Raytheon’s Standard Missile-6 Approved for International Release
By RICHARD R. BURGESS, Managing Editor
ARLINGTON, Va. — The U.S. Department of Defense has approved the release of the Standard Missile-6 (SM-6) surface-to-air missile, a Raytheon Missiles official said in a Jan. 10 briefing at the Surface Navy Association’s National Symposium at the Hyatt Regency Crystal City.
“Many of the approved countries are seeking the multi-mission SM-6 to bolster their shipbuilding programs,” a Raytheon release of the same date said.
Raytheon is working on engineering change proposals for the U.S. Navy to incorporate the surface-to-surface mode in addition to a sea-based terminal missile defense mode to give the SM-6 a tri-mode capability.

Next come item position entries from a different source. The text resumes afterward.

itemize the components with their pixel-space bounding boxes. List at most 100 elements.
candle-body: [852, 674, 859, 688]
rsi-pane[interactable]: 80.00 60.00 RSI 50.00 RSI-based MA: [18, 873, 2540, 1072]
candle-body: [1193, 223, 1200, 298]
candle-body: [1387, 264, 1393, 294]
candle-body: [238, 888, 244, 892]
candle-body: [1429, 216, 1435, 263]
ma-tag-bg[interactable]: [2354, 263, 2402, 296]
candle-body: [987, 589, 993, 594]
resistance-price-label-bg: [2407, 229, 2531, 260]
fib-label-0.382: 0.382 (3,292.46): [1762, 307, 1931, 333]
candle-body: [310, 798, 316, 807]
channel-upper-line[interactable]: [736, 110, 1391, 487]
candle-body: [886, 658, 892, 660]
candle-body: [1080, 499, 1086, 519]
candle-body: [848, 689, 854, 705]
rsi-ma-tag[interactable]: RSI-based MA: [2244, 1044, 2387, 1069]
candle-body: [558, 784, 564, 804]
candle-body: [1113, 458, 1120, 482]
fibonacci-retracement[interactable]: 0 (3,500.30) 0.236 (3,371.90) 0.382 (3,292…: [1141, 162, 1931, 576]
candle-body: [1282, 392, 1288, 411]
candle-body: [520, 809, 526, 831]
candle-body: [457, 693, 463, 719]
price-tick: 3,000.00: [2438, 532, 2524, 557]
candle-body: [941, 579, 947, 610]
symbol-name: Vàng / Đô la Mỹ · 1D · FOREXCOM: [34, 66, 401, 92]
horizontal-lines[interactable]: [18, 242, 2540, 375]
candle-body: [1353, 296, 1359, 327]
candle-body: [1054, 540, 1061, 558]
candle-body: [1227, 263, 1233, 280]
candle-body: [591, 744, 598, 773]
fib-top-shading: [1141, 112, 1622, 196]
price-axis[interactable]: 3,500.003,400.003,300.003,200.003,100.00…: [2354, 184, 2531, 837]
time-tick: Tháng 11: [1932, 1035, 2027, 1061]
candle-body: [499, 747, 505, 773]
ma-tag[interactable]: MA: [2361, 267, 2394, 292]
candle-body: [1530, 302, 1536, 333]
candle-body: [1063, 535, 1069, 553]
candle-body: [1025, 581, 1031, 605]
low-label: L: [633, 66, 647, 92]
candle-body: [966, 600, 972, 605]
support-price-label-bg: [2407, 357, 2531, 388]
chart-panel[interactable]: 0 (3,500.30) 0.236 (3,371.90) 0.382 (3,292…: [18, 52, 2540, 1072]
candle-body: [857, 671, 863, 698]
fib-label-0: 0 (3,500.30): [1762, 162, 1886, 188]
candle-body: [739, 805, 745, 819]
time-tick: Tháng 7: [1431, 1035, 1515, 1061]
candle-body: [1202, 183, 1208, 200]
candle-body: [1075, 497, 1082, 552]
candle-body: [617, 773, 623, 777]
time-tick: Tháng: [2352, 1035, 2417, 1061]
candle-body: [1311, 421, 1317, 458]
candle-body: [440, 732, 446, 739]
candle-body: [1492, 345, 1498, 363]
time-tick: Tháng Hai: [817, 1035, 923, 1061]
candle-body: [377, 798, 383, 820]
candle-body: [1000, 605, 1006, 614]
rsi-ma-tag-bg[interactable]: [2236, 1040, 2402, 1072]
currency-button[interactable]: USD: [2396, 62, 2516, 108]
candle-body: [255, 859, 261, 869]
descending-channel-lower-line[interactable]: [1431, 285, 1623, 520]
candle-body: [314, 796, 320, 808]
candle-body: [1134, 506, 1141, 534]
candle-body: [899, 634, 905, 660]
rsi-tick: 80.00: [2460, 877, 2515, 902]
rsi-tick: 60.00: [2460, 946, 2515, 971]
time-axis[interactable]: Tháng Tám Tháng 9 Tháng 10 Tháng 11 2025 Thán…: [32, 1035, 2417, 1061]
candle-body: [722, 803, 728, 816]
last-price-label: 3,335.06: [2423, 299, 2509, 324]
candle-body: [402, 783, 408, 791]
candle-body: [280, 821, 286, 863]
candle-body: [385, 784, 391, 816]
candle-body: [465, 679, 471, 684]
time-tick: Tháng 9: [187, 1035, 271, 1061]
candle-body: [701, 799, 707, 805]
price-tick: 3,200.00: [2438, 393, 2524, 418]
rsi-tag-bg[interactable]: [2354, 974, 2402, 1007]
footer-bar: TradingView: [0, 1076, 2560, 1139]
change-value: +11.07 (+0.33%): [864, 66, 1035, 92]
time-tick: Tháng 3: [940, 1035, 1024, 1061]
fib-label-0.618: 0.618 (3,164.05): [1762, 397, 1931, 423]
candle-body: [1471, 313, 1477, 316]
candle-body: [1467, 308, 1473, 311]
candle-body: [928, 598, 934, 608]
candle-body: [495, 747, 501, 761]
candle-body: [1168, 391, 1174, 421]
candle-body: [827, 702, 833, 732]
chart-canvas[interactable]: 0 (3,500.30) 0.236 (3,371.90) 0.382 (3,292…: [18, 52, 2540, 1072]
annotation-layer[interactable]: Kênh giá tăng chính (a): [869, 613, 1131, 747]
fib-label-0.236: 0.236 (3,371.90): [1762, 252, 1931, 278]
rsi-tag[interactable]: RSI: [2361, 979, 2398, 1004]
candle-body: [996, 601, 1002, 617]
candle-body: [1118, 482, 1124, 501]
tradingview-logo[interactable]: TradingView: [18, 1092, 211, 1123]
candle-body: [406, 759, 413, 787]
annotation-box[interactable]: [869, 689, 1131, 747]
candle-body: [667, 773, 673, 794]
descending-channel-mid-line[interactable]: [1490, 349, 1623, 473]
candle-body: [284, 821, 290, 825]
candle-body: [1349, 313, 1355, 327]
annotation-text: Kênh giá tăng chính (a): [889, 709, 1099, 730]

Thadeous Smith, Raytheon’s director of the SM-6 program, presented the customer intentions of three navies interested in adding the SM-6 to their arsenals.
The Royal Australian Navy is building three Hobart-class anti-air warfare destroyers equipped with the Baseline 8 version of the Aegis Combat System. The ships will be armed with the SM-2, the Evolved Sea Sparrow Missile (ESSM) and the Phalanx close-in weapon system. The Australian government is looking at adding the SM-6 to the ships’ arsenals in the mid-2020s when they receive a Baseline 9 upgrade to their Aegis systems.
Japan is building its sixth and seventh guided-missile destroyers (DDGs) and they will receive the Baseline 9 Aegis system. These ships potentially will be armed with a mixture of SM-2, SM-3 and SM-6s, plus ESSM and the Phalanx gun. Japan also may upgrade two of its older Kongo-class DDGs with the improvements necessary to employ the SM-6.
The Republic of Korea is building three KDX Batch 2 destroyers with Baseline 9, enabling them to be armed with a mixture of SM-2, SM-3 and SM-6s and the Phalanx gun.